Yep, the smoke's bad enough clear over here on the eastern side of Idaho to cause my wife and me sore throats. I can't imagine how much worse it is over on the west side of the state. I guess it's pretty bad all over the western US. Heck, even our daughter way up in Missoula sent us a picture this morning overlooking the town, and we could hardly recognize the place due to the smoke. I suppose they'll get handles on the fires one of these days. Maybe we'll get some rain - no lightning, just rain.
Good luck on your elk hunt. :)
 
Ross, I too am sorry about your wife's suffering.

You would not believe the amount of smoke around here. Warm Springs, the local Indian reservation, has a world class fire still burning for the last two weeks. Yesterday I drove through there and clocked the width of the burned path on the highway at 15 miles. It darned near took out the casino, heaven forbid. Now it is up into the heavy timber. Odd how it started, a pickup truck had a tire blow on the trailer it was towing and smoldering chucks of the tire did the job on the bone dry roadside weeds.

The rumor going around out here is that even easy to access grass fires like this one are ignored until they expand into thousands of acres of trees.

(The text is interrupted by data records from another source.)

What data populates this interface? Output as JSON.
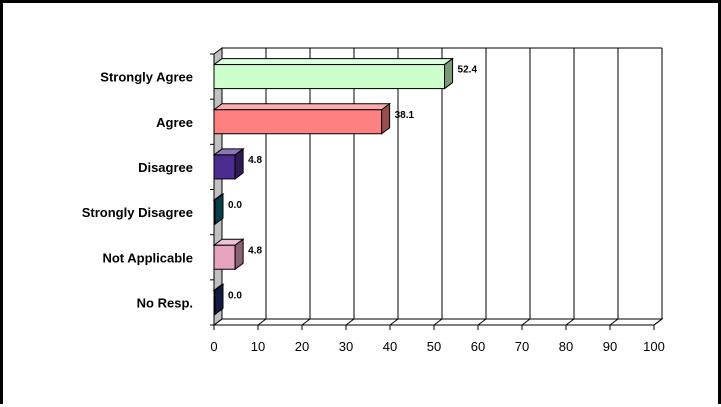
{
  "chart_data": {
    "type": "bar",
    "orientation": "horizontal",
    "three_d": true,
    "categories": [
      "Strongly Agree",
      "Agree",
      "Disagree",
      "Strongly Disagree",
      "Not Applicable",
      "No Resp."
    ],
    "values": [
      52.4,
      38.1,
      4.8,
      0.0,
      4.8,
      0.0
    ],
    "value_labels": [
      "52.4",
      "38.1",
      "4.8",
      "0.0",
      "4.8",
      "0.0"
    ],
    "colors": [
      "#ccffcc",
      "#ff8080",
      "#4b2d8f",
      "#0b6a7c",
      "#e6a3bd",
      "#1f2b6e"
    ],
    "xlim": [
      0,
      100
    ],
    "xticks": [
      0,
      10,
      20,
      30,
      40,
      50,
      60,
      70,
      80,
      90,
      100
    ],
    "grid": true,
    "title": "",
    "xlabel": "",
    "ylabel": ""
  }
}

On the hunting: I always had the best results by climbing up high into a pass well before sunup. I also noticed that, when hunting mule deer, I mostly saw elk and vice versa. I am certain those critter check the internet for local species hunting days. :) Where I live, I have seen legal bucks in season within 40 feet of my freezer. Sadly, my wife has a no deer hunting zone around our 5 acres.